The current research, a retrospective study on early stage intervention on the development of diabetes is based on a concept discussed in 2011 by Ralph A De Fronzo and Muhammad Abdul-Ghani in a publication by American Diabetes Association.
The Research comprises of early recognition of the patients at the stage of developing IGT and initiation of treatments with oral hypoglycaemic agents in order to reach a normal HbA1C. The overall number of patients in practice were 5000. And those with IGT were 26. The research was started 7 years ago and has resulted in these patients reaching a HbA1C of 5.2. The target of treatment was maintaining lower than 5.2.
Metformin has been mostly effective in patients reaching the target value. However, in rare cases Gliclazide was needed. In one Case Acto's and Insulin treatment was essential for a female patient with Polycystic Ovarian Syndrome. The current success has resulted in preventing further complications from diabetes.
In earlier years clinical were advised to start oral hypoglycaemic agents, once the patients had shown a HbA1C of 7.5. However, the evidences have shown that by this stage many complications from diabetes would have occurred.
There has been a dilemma among clinicians as to when to initiate the oral hypoglycaemic agents (OHA) following non pharmacological approaches e.g. diet, exercise and weight loss. Earlier understand was that the medications can be started after the patient had reached a HbA1C value of 7.5. Current Canadian Guideline are HbA1C of 6.1 being in normal range and those with HbA1C of 6.2-6.5 are considered "Pre-Diabetics" or with IGT. As explained in the article by De Fronzo, et al. . Initiation of treatment with appropriate OHA prevents the development of a full blown diabetes. If the clinicians wait until the patient reaches the HbA1C of 7.5, many complications from diabetes already are existing. My experience dates back to approximately 10 years when a patient of mine with HbA1C of 6.9 was started on metformin and subsequently switched to Gliclazide for effective prevention.
De Fronzo, et al.  had established a link between insulin resistance, diabetes, obesity, hypertension, dyslipidaemia and ASSCVD in 1991. Cusi in collaboration with De Fronzo reviewed the metabolic effects of metformin in 1998 .
Subsequently, UKPDS Group had focussed on the intensive glucose control with sulfonylurea or insulin and the risk of complications in the patients with Type 2 diabetes in 1998 [3,4]. Later, UKPDS group advanced their research to metformin use with similar objectives. Turner, et al.  in 1999 investigated the role of diet, sulfonylurea, metformin or insulin treatment in patients with Type 2 diabetes in conjunction with UKPDS [4,5].
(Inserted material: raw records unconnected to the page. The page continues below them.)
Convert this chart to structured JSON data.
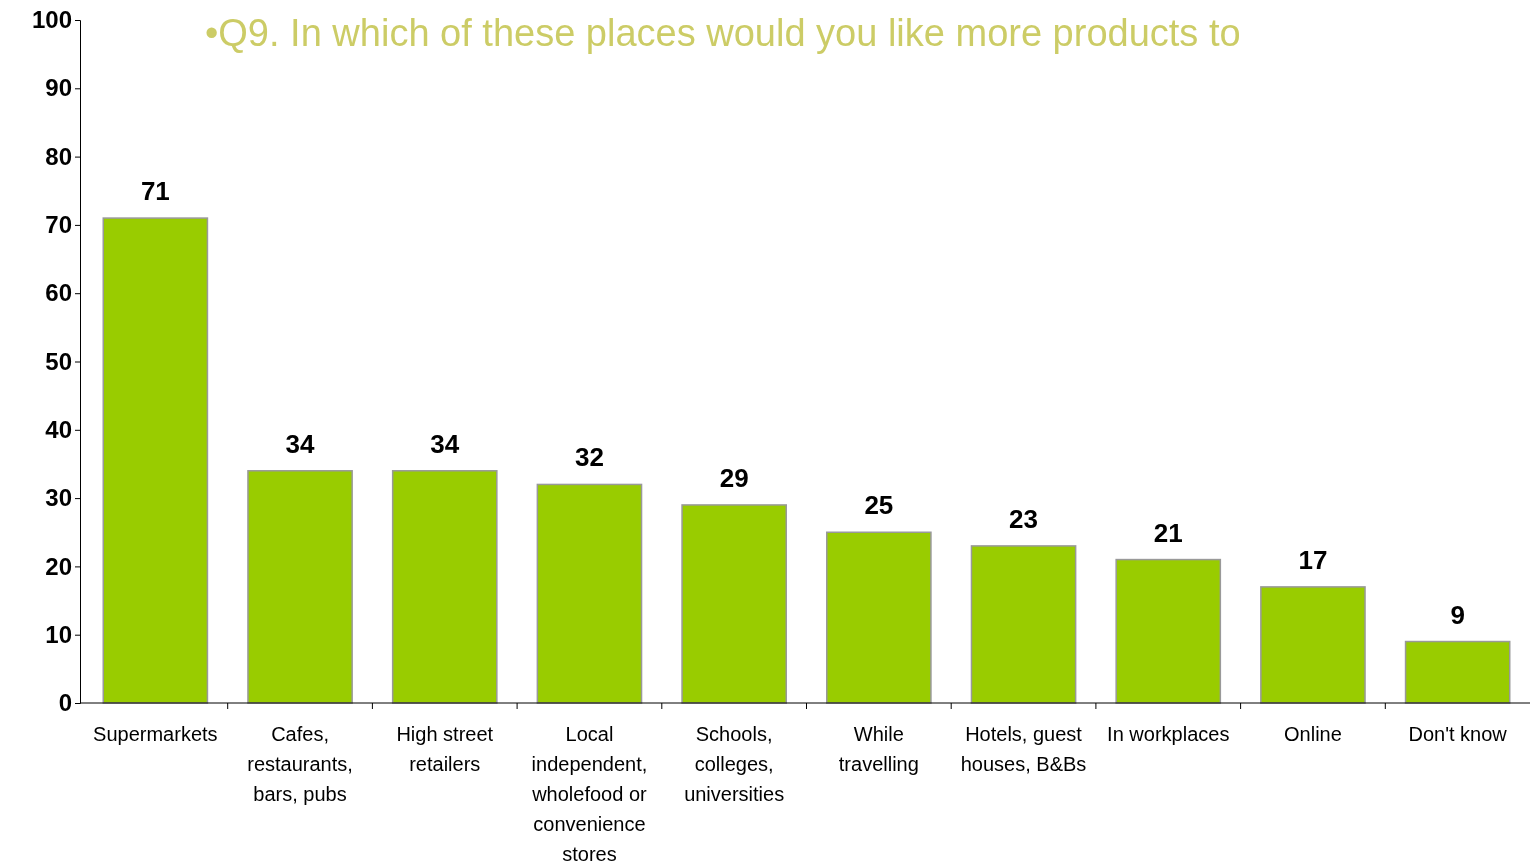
{
  "chart_data": {
    "type": "bar",
    "title": "•Q9. In which of these places would you like more products to",
    "categories": [
      "Supermarkets",
      "Cafes, restaurants, bars, pubs",
      "High street retailers",
      "Local independent, wholefood or convenience stores",
      "Schools, colleges, universities",
      "While travelling",
      "Hotels, guest houses, B&Bs",
      "In workplaces",
      "Online",
      "Don't know"
    ],
    "values": [
      71,
      34,
      34,
      32,
      29,
      25,
      23,
      21,
      17,
      9
    ],
    "color": "#99cc00",
    "ylim": [
      0,
      100
    ],
    "yticks": [
      0,
      10,
      20,
      30,
      40,
      50,
      60,
      70,
      80,
      90,
      100
    ],
    "grid": false,
    "data_labels": true
  }
}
Knowler, et al.  in 2002 emphasized on the reduction in the incidence of Type 2 DM with life-style interventions. Abdul-Ghani in 2006 studied the risk of progression to DM by establishing a relationship between post-load plasma glucose and fasting plasma glucose . Holman, et al.  reviewed a 10 year follow-up study with intensive glucose control in Type 2 DM. Eriksson, et al.  in 2008 emphasized on the significance of diet and exercise in the prevention of Type 2 diabetes. Lastly, Vendetti, et al.  in 2008 investigated the role of lifestyle interventions and weight loss.
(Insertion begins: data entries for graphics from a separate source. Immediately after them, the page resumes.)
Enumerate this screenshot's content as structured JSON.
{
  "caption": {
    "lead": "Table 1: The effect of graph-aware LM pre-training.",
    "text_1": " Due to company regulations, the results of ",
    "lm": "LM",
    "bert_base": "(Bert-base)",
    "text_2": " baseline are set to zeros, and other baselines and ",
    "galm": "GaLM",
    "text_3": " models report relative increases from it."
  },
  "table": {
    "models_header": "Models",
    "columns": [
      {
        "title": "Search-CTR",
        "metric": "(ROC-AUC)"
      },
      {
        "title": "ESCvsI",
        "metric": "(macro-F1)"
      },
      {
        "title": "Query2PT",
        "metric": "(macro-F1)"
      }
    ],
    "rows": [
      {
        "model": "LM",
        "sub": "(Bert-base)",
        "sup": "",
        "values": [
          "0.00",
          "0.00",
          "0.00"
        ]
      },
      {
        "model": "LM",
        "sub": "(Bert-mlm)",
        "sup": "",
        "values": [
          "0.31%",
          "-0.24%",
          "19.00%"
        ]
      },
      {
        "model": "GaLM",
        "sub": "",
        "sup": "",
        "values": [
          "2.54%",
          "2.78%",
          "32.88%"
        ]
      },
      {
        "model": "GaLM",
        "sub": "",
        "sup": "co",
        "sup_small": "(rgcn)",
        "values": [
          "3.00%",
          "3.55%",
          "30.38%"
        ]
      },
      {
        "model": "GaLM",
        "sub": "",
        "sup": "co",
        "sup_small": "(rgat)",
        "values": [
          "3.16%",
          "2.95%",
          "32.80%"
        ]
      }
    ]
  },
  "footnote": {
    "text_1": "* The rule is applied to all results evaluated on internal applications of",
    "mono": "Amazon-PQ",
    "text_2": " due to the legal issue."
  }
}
My current study of diabetes prevention is based on identification of PRE-DIABETICS among a population of 5000 patients. These patients with HbA1C of more than 6.2 were given a starting does of Metformin of 250mg after their evening meal. There was an equal proportion males and females. A total number of 29 patients were identified in the "pre-diabetics" group. They were offered counselling for the diet, lifestyle interventions and followed by lab investigation after one month. If there was no change in HbA1C the patient was offered Gliclazide 15mg with their evening meal and lab monitoring was continued. The patient identified 10 years ago has a history of sinus arrhythmia and suffers from hypercholesterolemia. He has been maintaining a normal HbA1C like other 28 patients with a low dose of OHA and controlled heart disease. It was commonly observed that one to two months of OHA was sufficient for the patient to reach HbA1C of 6.2 or less, provided the treatment was continued. This approach showed the prevention of further complications from diabetes e.g. hyperlipidemia or renal dysfunction.
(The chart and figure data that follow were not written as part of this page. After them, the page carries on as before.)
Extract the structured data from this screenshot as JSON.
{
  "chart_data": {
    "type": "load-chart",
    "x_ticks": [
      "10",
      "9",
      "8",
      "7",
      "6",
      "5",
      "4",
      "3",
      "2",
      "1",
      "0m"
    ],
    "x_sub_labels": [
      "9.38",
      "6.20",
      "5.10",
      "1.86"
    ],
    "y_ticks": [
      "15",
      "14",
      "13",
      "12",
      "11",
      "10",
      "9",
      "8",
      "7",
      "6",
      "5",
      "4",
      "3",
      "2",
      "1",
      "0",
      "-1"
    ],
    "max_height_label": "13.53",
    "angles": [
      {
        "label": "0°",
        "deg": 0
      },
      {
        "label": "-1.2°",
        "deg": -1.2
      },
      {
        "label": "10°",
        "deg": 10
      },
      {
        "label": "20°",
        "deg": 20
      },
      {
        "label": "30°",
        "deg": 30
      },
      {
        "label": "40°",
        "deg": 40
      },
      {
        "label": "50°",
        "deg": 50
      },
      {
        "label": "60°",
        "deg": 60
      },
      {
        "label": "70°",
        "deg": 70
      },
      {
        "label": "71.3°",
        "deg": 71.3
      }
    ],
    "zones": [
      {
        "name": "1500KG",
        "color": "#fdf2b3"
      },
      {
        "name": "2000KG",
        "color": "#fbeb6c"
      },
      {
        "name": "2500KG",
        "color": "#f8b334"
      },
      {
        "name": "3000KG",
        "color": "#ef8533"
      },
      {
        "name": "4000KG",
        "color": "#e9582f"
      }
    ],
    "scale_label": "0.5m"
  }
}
The likely contribution factors to IGT indentified were family history, obesity, pancreatitis, alcoholism, gestational diabetes or viral diseases. The age of onset was observe between 40 and 50 years.
Early prevention of patients from developing diabetes was achieved by commencing treatment with either Metformin or Gliclazide. Two of my patients observed having a normal HbA1C in the absence of and OHA after a short term initial medical management while others maintained a normal HbA1C with a small dose of OHA with continuation. The patients have been free of any other co-morbidities e.g. CKD or CVD.